Scary survey finding: 10 million high school students drink alcohol every month, including five million who get drunk (Monitoring the Future). Real-life outcome: of America’s 30,000 monthly deaths and injuries from drunken traffic crashes and overdrinking, just 3% involve high schoolers. Logical action: let youths drink all they want, but make grownups abstain.
Behavior-risk surveys are out of control. If surveys are valid, every American teenager should be dead five times over. Sure, all teens (like all adults) are “at risk” on paper...if “risk” is wildly exaggerated, symptoms are confused with causes, and context and individuality are eliminated. Dubious surveys are misused to provoke panicky, sweeping repressions that trample teens’ rights to privacy, free time, peer interaction, and personal consideration.
An egregious example is the 2000 Add-Health report, whose main finding is that unsupervised time with peers predicts more adolescent risk than income, race, or family structure. “Every teenager,” rich and poor, “is at risk,” the press cited lead author Robert Blum, MD.
Now, if one’s “risk survey” finds poverty largely irrelevant, some head-scratching should ensue. In the real world, poorer youth (regardless of race) are several times to dozens of times more at risk from guns, violence, birth, abortion, HIV, crime, school failure, smoking, and most other ills than are better-off youths. In Blum’s own state, Minnesota, America’s poorest African American and near-richest white teenagers dwell. Compared to white youth, Minnesota black youth are 10 times more likely to have babies, eight times more likely to die violently, 12 times more likely to die by guns, and 40 times more likely to be murdered. Would Add Health authors seriously contend the biggest reason for these staggering differences is that black kids have too much free time?

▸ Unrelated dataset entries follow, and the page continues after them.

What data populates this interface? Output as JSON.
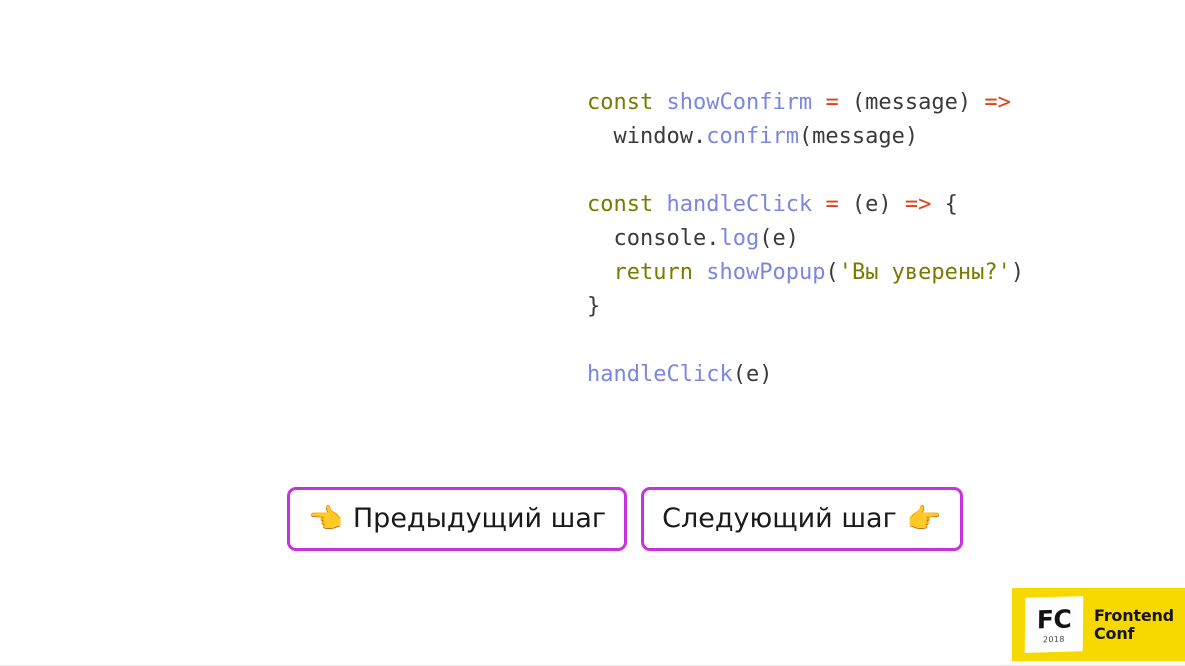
{
  "slide": {
    "background_color": "#ffffff",
    "accent_color": "#c732e0",
    "logo_background": "#f7d900"
  },
  "code": {
    "language": "javascript",
    "colors": {
      "keyword": "#7a7a00",
      "function": "#7b86e0",
      "operator": "#e2400f",
      "plain": "#3a3a3a",
      "string": "#7a7a00"
    },
    "lines": [
      {
        "tokens": [
          {
            "text": "const",
            "type": "keyword"
          },
          {
            "text": " ",
            "type": "plain"
          },
          {
            "text": "showConfirm",
            "type": "function"
          },
          {
            "text": " ",
            "type": "plain"
          },
          {
            "text": "=",
            "type": "operator"
          },
          {
            "text": " (message) ",
            "type": "plain"
          },
          {
            "text": "=>",
            "type": "operator"
          }
        ]
      },
      {
        "tokens": [
          {
            "text": "  window.",
            "type": "plain"
          },
          {
            "text": "confirm",
            "type": "function"
          },
          {
            "text": "(message)",
            "type": "plain"
          }
        ]
      },
      {
        "tokens": []
      },
      {
        "tokens": [
          {
            "text": "const",
            "type": "keyword"
          },
          {
            "text": " ",
            "type": "plain"
          },
          {
            "text": "handleClick",
            "type": "function"
          },
          {
            "text": " ",
            "type": "plain"
          },
          {
            "text": "=",
            "type": "operator"
          },
          {
            "text": " (e) ",
            "type": "plain"
          },
          {
            "text": "=>",
            "type": "operator"
          },
          {
            "text": " {",
            "type": "plain"
          }
        ]
      },
      {
        "tokens": [
          {
            "text": "  console.",
            "type": "plain"
          },
          {
            "text": "log",
            "type": "function"
          },
          {
            "text": "(e)",
            "type": "plain"
          }
        ]
      },
      {
        "tokens": [
          {
            "text": "  ",
            "type": "plain"
          },
          {
            "text": "return",
            "type": "keyword"
          },
          {
            "text": " ",
            "type": "plain"
          },
          {
            "text": "showPopup",
            "type": "function"
          },
          {
            "text": "(",
            "type": "plain"
          },
          {
            "text": "'Вы уверены?'",
            "type": "string"
          },
          {
            "text": ")",
            "type": "plain"
          }
        ]
      },
      {
        "tokens": [
          {
            "text": "}",
            "type": "plain"
          }
        ]
      },
      {
        "tokens": []
      },
      {
        "tokens": [
          {
            "text": "handleClick",
            "type": "function"
          },
          {
            "text": "(e)",
            "type": "plain"
          }
        ]
      }
    ]
  },
  "navigation": {
    "prev": {
      "icon": "👈",
      "icon_name": "pointing-left-hand-icon",
      "label": "Предыдущий шаг"
    },
    "next": {
      "icon": "👉",
      "icon_name": "pointing-right-hand-icon",
      "label": "Следующий шаг"
    }
  },
  "logo": {
    "mark_initials": "FC",
    "mark_year": "2018",
    "name_line1": "Frontend",
    "name_line2": "Conf"
  }
}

After cautioning against assuming correlation equals causation, Blum does just that. He recommends that parents and programs closely supervise and structure teens’ free time and friendships -- a classic case of American scientists’ converting symptoms into causes to produce a one-size-fits-all remedy that is unwarranted, impractical, and potentially harmful.
In real families and communities, trends in and levels of teenage behavior outcomes (such as violent death, crime, birth, HIV, drunken driving, smoking, etc.) are powerfully correlated with corresponding adult outcomes, and most are connected to poverty status. Further, individual teenage risks are strongly predicted by those of family adults (as Add Health confirms). So, if alcoholic Dad’s in prison for raping the babysitter and Mom’s cooking methamphetamine with her psychotic boyfriend, it’s no surprise Junior hangs out more with peers than at home. Lest anyone think this scenario outlandish, FBI reports show 1.4 million parent-age (30-54) adults arrested for violent, property, and drug felonies in 1999, a tripling in 25 years.

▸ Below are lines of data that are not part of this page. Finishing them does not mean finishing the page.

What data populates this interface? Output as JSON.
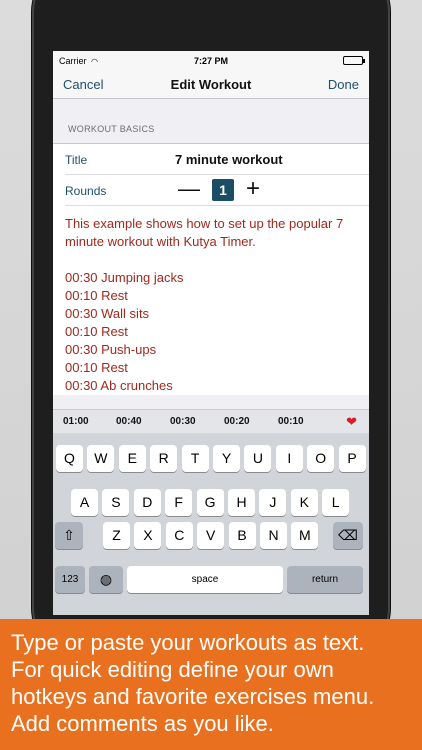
{
  "status_bar": {
    "carrier": "Carrier",
    "wifi_icon": "wifi-icon",
    "time": "7:27 PM"
  },
  "nav": {
    "cancel": "Cancel",
    "title": "Edit Workout",
    "done": "Done"
  },
  "section": {
    "header": "WORKOUT BASICS"
  },
  "fields": {
    "title_label": "Title",
    "title_value": "7 minute workout",
    "rounds_label": "Rounds",
    "rounds_minus": "—",
    "rounds_value": "1",
    "rounds_plus": "+"
  },
  "notes": {
    "intro": "This example shows how to set up the popular 7 minute workout with Kutya Timer.",
    "lines": [
      "00:30 Jumping jacks",
      "00:10 Rest",
      "00:30 Wall sits",
      "00:10 Rest",
      "00:30 Push-ups",
      "00:10 Rest",
      "00:30 Ab crunches"
    ]
  },
  "hotkeys": {
    "items": [
      "01:00",
      "00:40",
      "00:30",
      "00:20",
      "00:10"
    ],
    "favorite_icon": "heart-icon"
  },
  "keyboard": {
    "row1": [
      "Q",
      "W",
      "E",
      "R",
      "T",
      "Y",
      "U",
      "I",
      "O",
      "P"
    ],
    "row2": [
      "A",
      "S",
      "D",
      "F",
      "G",
      "H",
      "J",
      "K",
      "L"
    ],
    "row3": [
      "Z",
      "X",
      "C",
      "V",
      "B",
      "N",
      "M"
    ],
    "numbers_key": "123",
    "space_key": "space",
    "return_key": "return"
  },
  "caption": {
    "line1": "Type or paste your workouts as text.",
    "line2": "For quick editing define your own",
    "line3": "hotkeys and favorite exercises menu.",
    "line4": "Add comments as you like."
  },
  "colors": {
    "accent": "#1c4d67",
    "note_text": "#a0291e",
    "caption_bg": "#e8701e",
    "heart": "#d91d26"
  }
}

Millions of children grow up in poverty and millions more live in households where adults are violent, addicted, and disarrayed -- and then, when a youth reacts by “acting out,” researchers declare adolescent behavior is the problem requiring remediation and suppression. Parents are excused for being “overworked” and “preoccupied,” politicians are excused for failing to address America’s disgraceful youth poverty epidemic, and the decades-old homily that parents should just watch kids better is duly recycled.
Unless validated by reliable outcome measures, behavior surveys are loose cannons, easily biased and exaggeration prone. They have little value except to generate media sensation and public fear, which many interests incite further through overdrawn questions and inflamed press commentary. The vast majority of teens don’t need their growing up pathologized and regimented; they need adults in families and major institutions to behave more responsibly themselves.